Scleromyxedema is characterized by thick papular lesions resulting from dermal fibroblast proliferation and mucin deposition. [1] The exact pathophysiology of scleromyxedema is still unknown. The disorder usually affects middle aged adults with no gender predilection, [2] and monoclonal paraproteinemia (most commonly IgG-lambda) is typical. [3] Patients may have extracutaneous involvement, with neurologic, rheumatologic, cardiac, renal, gastrointestinal, and ophthalmologic manifestations. [4],[5] Neurological disorders such as encephalopathy, acute psychosis, cognitive disorders, peripheral neuropathy, and carpal tunnel syndrome are seen in 10-15% of the patients. [4],[5] Fever, coma, and convulsions following a flu-like prodrome is termed dermato-neuro syndrome and can be fatal. [6],[7]

In a recent study, Fleming et al. [8] presented 18 patients with findings proposed for the diagnosis of dermato-neuro syndrome, viz. fever, coma and convulsions following a flu-like prodrome and 7 patients with acute neurological deficits but not showing all the features for dermato-neuro syndrome. We believe all scleromyxedema patients with altered consciousness or other neurological deficits that cannot be explained by another disease may be named as dermato-neuro syndrome. All these findings indicate involvement of the central nervous system and no clear-cut proof for the given criteria for dermato-neuro syndrome is present in the literature. Hence, our patient with flu-like prodrome, fever and altered consciousness was diagnosed and treated as dermato-neuro syndrome.

Histopathologic findings in the brain have varied from near normal in one patient with lethal neurologic syndrome [4] to mild demyelination and gliosis in another patient with dermato-neuro syndrome. [6] Hence, the exact pathogenesis of systemic complications is not clear. One of the theories is that the increase in blood viscosity by paraproteins or leukocyte aggregation impairs the central nervous system microcirculation resulting in dermato-neuro syndrome. [7]

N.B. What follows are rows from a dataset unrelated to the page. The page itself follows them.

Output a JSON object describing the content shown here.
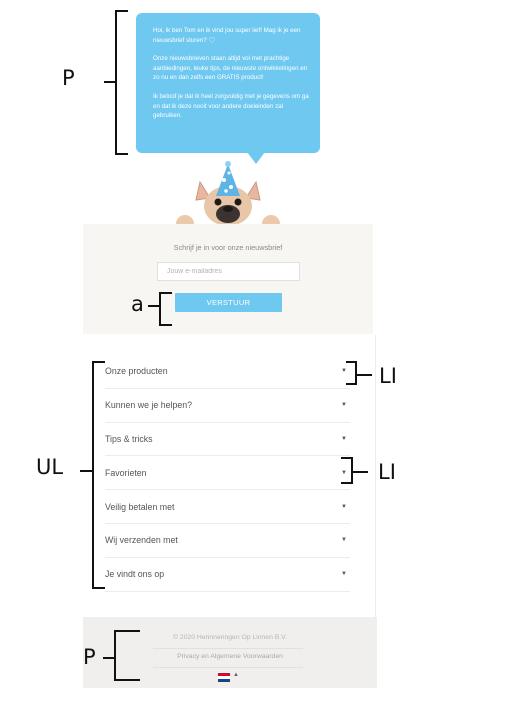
{
  "annotations": {
    "p_top": "P",
    "a": "a",
    "li_first": "LI",
    "ul": "UL",
    "li_second": "LI",
    "p_bottom": "P"
  },
  "bubble": {
    "greeting": "Hoi, ik ben Tom en ik vind jou super lief! Mag ik je een nieuwsbrief sturen?",
    "heart_icon": "heart-outline-icon",
    "body": "Onze nieuwsbrieven staan altijd vol met prachtige aanbiedingen, leuke tips, de nieuwste ontwikkelingen en zo nu en dan zelfs een GRATIS product!",
    "promise": "Ik beloof je dat ik heel zorgvuldig met je gegevens om ga en dat ik deze nooit voor andere doeleinden zal gebruiken.",
    "color": "#6ec8f0"
  },
  "newsletter": {
    "title": "Schrijf je in voor onze nieuwsbrief",
    "email_placeholder": "Jouw e-mailadres",
    "submit_label": "VERSTUUR"
  },
  "menu": {
    "items": [
      {
        "label": "Onze producten"
      },
      {
        "label": "Kunnen we je helpen?"
      },
      {
        "label": "Tips & tricks"
      },
      {
        "label": "Favorieten"
      },
      {
        "label": "Veilig betalen met"
      },
      {
        "label": "Wij verzenden met"
      },
      {
        "label": "Je vindt ons op"
      }
    ],
    "caret_icon": "caret-down-icon"
  },
  "footer": {
    "copyright": "© 2020 Herinneringen Op Linnen B.V.",
    "privacy": "Privacy en Algemene Voorwaarden",
    "flag_icon": "dutch-flag-icon"
  }
}
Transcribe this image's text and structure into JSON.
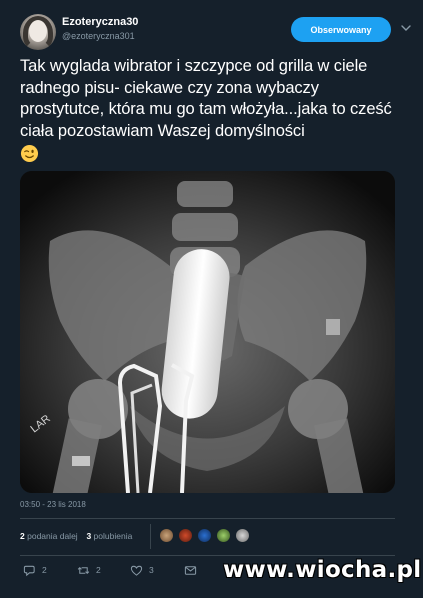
{
  "tweet": {
    "user_name": "Ezoteryczna30",
    "user_handle": "@ezoteryczna301",
    "follow_label": "Obserwowany",
    "text": "Tak wyglada wibrator i szczypce od grilla w ciele radnego pisu- ciekawe czy zona wybaczy prostytutce, która mu go tam włożyła...jaka to cześć ciała pozostawiam Waszej domyślności",
    "timestamp": "03:50 - 23 lis 2018",
    "retweets_count": "2",
    "retweets_label": "podania dalej",
    "likes_count": "3",
    "likes_label": "polubienia",
    "reply_count": "2",
    "retweet_action_count": "2",
    "like_action_count": "3"
  },
  "media": {
    "corner_text": "LAR"
  },
  "watermark": "www.wiocha.pl",
  "colors": {
    "background": "#15202b",
    "accent": "#1da1f2",
    "muted": "#8899a6",
    "divider": "#38444d"
  },
  "icons": [
    "more-chevron-icon",
    "reply-icon",
    "retweet-icon",
    "like-heart-icon",
    "direct-message-icon",
    "wink-emoji-icon"
  ]
}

Various modalities have been tried for the treatment of scleromyxedema such as melphalan, bortezomib, intravenous immunoglobulin (IVIG), plasmapheresis, high dose dexamethasone, autologous stem cell transplantation, [9],[10] and a combination of these. Clinical response to melphalan and bortezomib suggests that scleromyxedema could be treated with agents which are known to be beneficial in multiple myeloma. [11],[12] IVIG [10] and plasmapheresis have been found to be effective for dermato-neuro syndrome with relatively less side effects. [8],[9] The mechanism of IVIG remains unclear. It may block an as-yet-unknown factor causing mucin and collagen deposition by stimulating fibroblasts.

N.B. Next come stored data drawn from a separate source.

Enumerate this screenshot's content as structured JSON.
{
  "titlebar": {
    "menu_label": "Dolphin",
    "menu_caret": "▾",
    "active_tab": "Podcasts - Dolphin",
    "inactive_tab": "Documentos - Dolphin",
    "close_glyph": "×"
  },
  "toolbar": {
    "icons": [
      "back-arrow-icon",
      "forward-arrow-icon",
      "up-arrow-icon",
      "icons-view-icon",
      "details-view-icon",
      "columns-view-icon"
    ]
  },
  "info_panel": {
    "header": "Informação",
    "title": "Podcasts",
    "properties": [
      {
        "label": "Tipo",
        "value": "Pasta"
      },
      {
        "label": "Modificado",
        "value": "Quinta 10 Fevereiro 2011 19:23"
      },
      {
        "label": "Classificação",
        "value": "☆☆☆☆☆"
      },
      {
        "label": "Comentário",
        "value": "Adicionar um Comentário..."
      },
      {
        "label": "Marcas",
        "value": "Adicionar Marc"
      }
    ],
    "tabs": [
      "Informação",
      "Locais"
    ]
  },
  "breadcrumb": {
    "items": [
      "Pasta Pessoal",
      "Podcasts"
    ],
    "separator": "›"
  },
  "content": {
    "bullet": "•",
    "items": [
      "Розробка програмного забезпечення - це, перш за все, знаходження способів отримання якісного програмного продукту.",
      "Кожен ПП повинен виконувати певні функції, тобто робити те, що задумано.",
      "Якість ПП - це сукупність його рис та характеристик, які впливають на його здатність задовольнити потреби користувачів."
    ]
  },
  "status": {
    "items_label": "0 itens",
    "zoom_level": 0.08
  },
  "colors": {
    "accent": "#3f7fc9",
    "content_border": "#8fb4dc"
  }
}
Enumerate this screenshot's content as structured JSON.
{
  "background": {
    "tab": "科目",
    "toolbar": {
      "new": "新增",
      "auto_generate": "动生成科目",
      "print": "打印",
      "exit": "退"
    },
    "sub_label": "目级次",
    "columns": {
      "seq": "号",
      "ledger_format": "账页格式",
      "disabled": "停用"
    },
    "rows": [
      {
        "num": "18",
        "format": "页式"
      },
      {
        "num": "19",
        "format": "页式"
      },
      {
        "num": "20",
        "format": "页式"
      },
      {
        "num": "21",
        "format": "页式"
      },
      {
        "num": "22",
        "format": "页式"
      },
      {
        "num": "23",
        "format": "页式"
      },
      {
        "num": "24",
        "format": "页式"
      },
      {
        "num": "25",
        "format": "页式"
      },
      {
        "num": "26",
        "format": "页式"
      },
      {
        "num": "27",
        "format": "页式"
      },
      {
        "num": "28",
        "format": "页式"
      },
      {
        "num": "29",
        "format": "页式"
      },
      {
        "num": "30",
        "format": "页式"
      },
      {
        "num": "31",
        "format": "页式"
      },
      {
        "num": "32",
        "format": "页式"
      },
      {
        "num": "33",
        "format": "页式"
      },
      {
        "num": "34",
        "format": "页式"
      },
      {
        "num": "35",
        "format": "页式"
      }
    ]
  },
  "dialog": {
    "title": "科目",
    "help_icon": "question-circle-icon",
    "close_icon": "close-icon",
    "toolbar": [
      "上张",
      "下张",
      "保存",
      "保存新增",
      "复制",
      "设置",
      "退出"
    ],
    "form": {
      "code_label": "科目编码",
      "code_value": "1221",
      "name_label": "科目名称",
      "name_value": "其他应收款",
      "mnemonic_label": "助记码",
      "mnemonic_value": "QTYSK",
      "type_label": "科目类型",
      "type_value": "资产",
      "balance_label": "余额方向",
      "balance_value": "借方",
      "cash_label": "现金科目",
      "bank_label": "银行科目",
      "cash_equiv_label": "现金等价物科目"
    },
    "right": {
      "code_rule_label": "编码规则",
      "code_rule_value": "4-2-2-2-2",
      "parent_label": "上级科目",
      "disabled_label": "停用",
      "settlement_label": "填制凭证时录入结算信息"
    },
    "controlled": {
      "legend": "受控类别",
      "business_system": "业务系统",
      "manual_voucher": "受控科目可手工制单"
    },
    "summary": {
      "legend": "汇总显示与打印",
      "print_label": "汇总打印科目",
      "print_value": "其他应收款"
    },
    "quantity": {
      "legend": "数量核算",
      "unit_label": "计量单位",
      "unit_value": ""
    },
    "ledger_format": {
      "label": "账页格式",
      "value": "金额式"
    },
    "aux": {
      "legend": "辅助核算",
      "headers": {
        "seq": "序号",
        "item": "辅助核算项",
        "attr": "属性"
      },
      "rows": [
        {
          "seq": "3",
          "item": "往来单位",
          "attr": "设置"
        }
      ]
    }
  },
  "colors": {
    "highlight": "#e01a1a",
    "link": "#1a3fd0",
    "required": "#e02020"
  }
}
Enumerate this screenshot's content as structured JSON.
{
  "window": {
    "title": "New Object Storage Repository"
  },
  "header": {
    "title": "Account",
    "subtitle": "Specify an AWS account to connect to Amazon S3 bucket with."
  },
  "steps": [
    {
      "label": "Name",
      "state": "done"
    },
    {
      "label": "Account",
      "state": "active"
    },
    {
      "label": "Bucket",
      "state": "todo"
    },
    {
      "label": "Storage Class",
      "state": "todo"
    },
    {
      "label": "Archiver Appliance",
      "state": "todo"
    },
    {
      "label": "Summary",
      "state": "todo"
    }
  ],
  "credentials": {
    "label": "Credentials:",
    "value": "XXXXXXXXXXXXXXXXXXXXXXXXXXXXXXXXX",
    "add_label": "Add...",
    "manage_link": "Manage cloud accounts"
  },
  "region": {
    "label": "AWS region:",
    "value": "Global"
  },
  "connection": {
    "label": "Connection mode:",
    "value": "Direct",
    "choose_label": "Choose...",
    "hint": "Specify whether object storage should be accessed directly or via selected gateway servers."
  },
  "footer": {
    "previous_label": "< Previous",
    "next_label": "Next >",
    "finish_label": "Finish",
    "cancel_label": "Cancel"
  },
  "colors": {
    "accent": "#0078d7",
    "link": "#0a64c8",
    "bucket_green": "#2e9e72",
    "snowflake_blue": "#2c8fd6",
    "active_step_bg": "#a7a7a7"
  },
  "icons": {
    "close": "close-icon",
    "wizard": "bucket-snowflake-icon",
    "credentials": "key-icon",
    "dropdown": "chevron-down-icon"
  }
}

If all acute onset neurological symptoms associated with scleromyxedema are taken into account, we found are 25 prior reports of dermato-neuro syndrome in the English literature. Although scleromyxedema is fairly rare, dermato-neuro syndrome should be considered in the differential diagnosis when a patient presents with unexplained neurologic symptoms with skin lesions suggestive of scleromyxedema.